Kadri (1964 als Sohn einer Finnin und eines aus Pakistan zugewanderten Muslims in London geboren) nahm sich für dieses Buch eine längere Auszeit, nicht nur zum Lesen all der Quellen, die in einem solchen Fall herangezogen werden müssen, sondern er bereiste auch fünf Monate lang Länder, in denen die Scharia eine Rolle gespielt hat oder noch immer spielt. Diese Reise führte ihn von Pakistan über den Iran, Syrien, die Türkei, Saudiarabien bis nach Ägypten, was viele Begegnungen mit sich brachte, bei denen auch die diversen Observanzformen der Scharia zur Sprache kamen. Dass dabei auch der Witz nicht zu kurz kommt, ist dem Schriftsteller Kadri zu verdanken, während die Gründlichkeit der Recherche wohl eher auf das Konto des Juristen Kadri geht.

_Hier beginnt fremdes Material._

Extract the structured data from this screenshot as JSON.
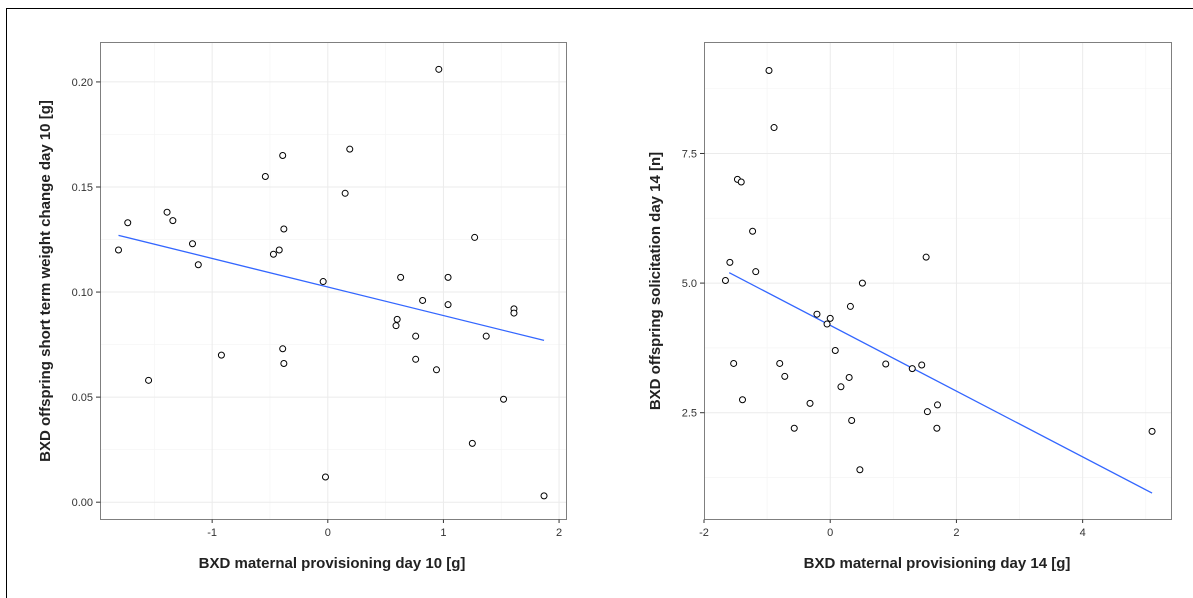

Scharia (das Wort bedeutete ursprünglich „Weg zur Wasserquelle“, aber auch „den Weg weisen“) basiert auf dem Koran. Weil aber im Koran nur einige der menschlichen Vergehen dezidiert behandelt werden, wurde zur Erstellung des islamischen Rechts auch die Sunna herangezogen, eine Sammlung von Aussprüchen (Hadith) aus dem Mund des Propheten oder der ersten Generation der Salafis (der Rechtgeleiteten) aus seiner unmittelbaren Umgebung. Da die Vorbehalte gegen die Verschriftlichung zu jener Zeit nicht nur bei Nomaden groß waren (nach altarabischer Überzeugung sollte jede Weisheit, die man sich zu eigen machen will, auswendig gelernt werden), existierte selbst der Koran eine Zeit lang vor allem als mündliche Überlieferung. Der erste Kalif, Abu Bakr, bestand schließlich darauf, ein Buch daraus zu machen, hatten doch Zoroastrier, Juden und Christen schon längst das jeweils ihre. Und so brachte er einen Mann aus Mohammeds Umfeld dazu, „Gottes Stimme auf etwas Schriftliches zu reduzieren“. Laut dem großen Hadith-Gelehrten al-Bukhari (der 200 Jahre später lebte) „wurde der Koran aus Notaten auf Pergament, Schulterblättern, Blattstielen von Dattelpalmen und der Erinnerung der Menschen zusammengestellt“.

Wesentlich länger, nämlich bis ins späte 9. Jahrhundert, dauerte es, bis die schriftliche Zusammenstellung, Sichtung und Redaktion der Hadith erfolgte. Somit erhielt die orthodoxe Version der Ursprünge des Islam erst an die 300 Jahre nach den beschriebenen Ereignissen ihre endgültige Form (ähnlich dem Neuen Testament, das auch erst im 4. Jahrhundert kodifiziert wurde). Kadri berücksichtigt in seiner Darstellung so gut wie alles, was zur Entwicklung und Veränderung der Scharia beigetragen hat, vor allem die vier großen Rechtsschulen (Kadri spricht vonfünf, aber Mutazilia und Aschariya gehören eher zum theologisch-philosophischen Bereich) und die „Schließung des Deutungstors“ (beim Orientalisten J. Chr. Bürgel „Das Tor des Bemühens“) bab al-ijtihad, das heißt den Weg eigenständiger Benutzung der Rechtsquellen und unabhängiger Urteilsfindung. Ein Prozess hin zum Fundamentalistischen, den Bürgel ab dem Jahr 900 bemerkt haben will, während Kadri ihn ein Jahrhundert später, nach dem Tod von al-Ghazali, ansetzt. Die Spaltung in Sunna und Schia sowie einen Gelehrten namens Ibn Taymiyya, der nach der Zerstörung Bagdads durch die Mongolen (1258) den zunehmenden Fundamentalismus wortkräftig formuliert hat (vieleder heutigen Salafisten, vor allem die Wahhabiten, berufen sich auf ihn), dazu auch den Gründer der Muslimbrüderschaft, Hassan al-Banna, und all jene, die die Scharia zu einer Strenge zurückführen wollten und wollen, für die es nur wenige Beispiele aus der Zeit ihrer Entstehung gibt.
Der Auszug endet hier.